It took Shanghai resident Su Zhihao several rounds of phone calls and personal visits to three restaurants to secure a reservation for a family reunion dinner on the eve of Chinese New Year.
A family feast on the occasion has long been an essential part of celebrating the most important festival in China, also known as Spring Festival, which falls on Jan 25 this year.
"Before I got married, we used to eat at home," said Su, 30. "This year, we will be joined by family from my wife's side."
While Su is looking forward to the big reunion, a family feast at home is a challenge.
"So we decided to go to a restaurant, but it's really difficult to find a suitable one less than a month ahead of the holiday," Su said.
By suitable, Su said, he meant he had to consider the price, cuisine, location and, last but not least, availability. Reservations at major restaurants have run short in major cities despite higher prices due to the rising cost of labor and food, especially pork.
"All of our tables and rooms for Spring Festival Eve have already been booked," said Wang Shijia, deputy manager of Lubolang, one of the most famous traditional restaurants in Shanghai. It has received many foreign dignitaries, including former United States president Bill Clinton and Queen Elizabeth II.
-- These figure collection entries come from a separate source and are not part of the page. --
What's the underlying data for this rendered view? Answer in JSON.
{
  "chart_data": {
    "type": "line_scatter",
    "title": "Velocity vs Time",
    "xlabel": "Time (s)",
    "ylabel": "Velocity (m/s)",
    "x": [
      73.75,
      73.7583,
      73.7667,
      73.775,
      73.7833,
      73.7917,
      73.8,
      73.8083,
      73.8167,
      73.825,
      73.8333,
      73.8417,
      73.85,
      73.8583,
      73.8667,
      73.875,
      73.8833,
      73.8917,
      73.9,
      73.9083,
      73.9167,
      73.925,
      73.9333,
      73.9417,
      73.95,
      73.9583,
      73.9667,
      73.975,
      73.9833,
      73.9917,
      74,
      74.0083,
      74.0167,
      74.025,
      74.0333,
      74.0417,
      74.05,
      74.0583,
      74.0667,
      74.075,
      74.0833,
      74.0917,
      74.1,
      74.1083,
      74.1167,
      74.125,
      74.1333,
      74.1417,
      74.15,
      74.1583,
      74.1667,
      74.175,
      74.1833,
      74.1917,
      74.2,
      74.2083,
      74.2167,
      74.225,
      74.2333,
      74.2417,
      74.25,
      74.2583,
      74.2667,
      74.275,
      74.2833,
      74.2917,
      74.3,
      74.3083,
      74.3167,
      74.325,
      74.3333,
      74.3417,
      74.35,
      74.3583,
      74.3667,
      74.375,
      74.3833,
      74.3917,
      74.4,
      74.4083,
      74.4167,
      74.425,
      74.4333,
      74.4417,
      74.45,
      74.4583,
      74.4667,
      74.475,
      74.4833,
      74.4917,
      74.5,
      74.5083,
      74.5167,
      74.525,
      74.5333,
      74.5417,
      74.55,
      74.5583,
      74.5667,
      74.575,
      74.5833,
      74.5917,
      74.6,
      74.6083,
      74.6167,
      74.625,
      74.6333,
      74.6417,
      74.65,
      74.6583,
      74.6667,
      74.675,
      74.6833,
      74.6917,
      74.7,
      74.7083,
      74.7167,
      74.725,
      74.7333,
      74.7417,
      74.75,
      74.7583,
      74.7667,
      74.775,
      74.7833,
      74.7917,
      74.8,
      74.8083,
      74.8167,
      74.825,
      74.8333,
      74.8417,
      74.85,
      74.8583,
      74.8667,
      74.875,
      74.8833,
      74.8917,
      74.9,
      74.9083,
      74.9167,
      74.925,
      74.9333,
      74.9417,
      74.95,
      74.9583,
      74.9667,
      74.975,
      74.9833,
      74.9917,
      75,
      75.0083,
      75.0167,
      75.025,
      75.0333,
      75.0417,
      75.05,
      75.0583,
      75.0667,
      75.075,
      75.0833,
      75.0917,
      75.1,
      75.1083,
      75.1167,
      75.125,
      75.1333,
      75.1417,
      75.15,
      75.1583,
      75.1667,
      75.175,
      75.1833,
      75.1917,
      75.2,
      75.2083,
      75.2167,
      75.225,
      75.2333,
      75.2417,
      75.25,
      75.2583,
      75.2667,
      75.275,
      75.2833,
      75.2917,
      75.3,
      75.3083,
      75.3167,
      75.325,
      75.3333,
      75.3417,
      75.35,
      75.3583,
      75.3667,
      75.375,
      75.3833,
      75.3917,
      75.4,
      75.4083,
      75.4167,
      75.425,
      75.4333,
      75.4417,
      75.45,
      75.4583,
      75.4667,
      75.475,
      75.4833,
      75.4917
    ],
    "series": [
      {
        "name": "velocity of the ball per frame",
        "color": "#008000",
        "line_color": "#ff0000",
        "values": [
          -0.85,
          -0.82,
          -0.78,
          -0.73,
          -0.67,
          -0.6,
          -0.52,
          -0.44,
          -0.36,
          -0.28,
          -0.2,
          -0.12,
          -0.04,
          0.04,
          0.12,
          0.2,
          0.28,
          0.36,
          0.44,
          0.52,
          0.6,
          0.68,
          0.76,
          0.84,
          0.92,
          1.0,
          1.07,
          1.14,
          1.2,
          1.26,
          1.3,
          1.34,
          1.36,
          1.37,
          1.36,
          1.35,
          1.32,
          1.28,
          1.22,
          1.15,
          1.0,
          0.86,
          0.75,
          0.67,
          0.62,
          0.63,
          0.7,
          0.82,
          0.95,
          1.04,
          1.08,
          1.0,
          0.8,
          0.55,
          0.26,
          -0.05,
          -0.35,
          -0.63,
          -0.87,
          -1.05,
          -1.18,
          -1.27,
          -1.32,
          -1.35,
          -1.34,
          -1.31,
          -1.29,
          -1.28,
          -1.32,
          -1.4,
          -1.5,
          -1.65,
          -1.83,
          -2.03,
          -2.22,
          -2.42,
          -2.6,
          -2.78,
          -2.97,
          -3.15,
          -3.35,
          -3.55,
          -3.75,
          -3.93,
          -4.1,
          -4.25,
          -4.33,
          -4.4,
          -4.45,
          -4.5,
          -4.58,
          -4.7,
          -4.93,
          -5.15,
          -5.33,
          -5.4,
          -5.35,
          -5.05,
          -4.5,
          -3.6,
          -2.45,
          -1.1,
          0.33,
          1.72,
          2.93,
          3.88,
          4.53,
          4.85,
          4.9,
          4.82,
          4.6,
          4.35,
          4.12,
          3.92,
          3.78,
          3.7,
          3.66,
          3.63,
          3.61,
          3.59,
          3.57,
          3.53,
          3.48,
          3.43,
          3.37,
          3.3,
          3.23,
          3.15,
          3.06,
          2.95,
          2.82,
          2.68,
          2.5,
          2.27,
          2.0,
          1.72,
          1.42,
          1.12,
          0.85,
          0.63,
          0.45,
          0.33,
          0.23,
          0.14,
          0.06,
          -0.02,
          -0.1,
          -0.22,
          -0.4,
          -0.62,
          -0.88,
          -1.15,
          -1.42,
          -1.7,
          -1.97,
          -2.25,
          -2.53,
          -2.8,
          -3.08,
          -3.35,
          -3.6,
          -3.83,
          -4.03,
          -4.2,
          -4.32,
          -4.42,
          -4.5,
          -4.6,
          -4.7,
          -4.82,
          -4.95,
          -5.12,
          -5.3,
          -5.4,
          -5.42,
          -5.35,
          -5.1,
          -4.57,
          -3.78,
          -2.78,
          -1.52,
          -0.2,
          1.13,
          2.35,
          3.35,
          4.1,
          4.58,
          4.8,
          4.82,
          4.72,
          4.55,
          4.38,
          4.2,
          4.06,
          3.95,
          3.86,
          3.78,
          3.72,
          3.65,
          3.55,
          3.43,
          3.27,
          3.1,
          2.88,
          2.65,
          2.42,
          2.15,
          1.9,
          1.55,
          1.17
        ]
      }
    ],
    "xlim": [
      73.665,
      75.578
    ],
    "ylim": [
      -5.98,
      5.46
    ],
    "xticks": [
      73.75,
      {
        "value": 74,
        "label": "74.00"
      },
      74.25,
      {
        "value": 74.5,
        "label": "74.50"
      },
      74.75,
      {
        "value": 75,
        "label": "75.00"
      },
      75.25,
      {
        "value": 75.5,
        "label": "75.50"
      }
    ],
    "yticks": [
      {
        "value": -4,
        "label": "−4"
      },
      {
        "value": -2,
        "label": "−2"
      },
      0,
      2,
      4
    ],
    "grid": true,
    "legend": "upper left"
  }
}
With 10 dishes, three dim sums and a fruit plate, the restaurant, which just completed a renovation in October, offers festival sets for 10 people priced from 3,988 yuan to 6,888 yuan ($570-980).
"Even before our reopening, our patrons were calling in, making reservations for our festival meals," Wang said.
Similar demand is being observed in other cities such as Beijing and Xi'an, the capital of Shaanxi province.
Guan Na, meeting events director for Crowne Plaza Beijing Lido, said the hotel has launched set meals for the festival, catering to families of various sizes, which have proved popular.
Dong Hui, manager of the newly opened Hualuxe hotel in Xi'an, said the hotel offered 15 tables for Spring Festival Eve meals and most had already been booked.
"Traditionally, Chinese parents make the family reunion meals at home, but as more children want their parents to save the sweat and have a good rest during the last day of the lunar year, people come to us," Dong said.
Su, who eventually booked a 4,000 yuan meal set for 15 people in a private dining room at a restaurant, agreed that convenience is the top reason behind the demand.
"The more people we gather, the merrier the festival atmosphere," Su said, "but only when you don't have to fuss over the cooking."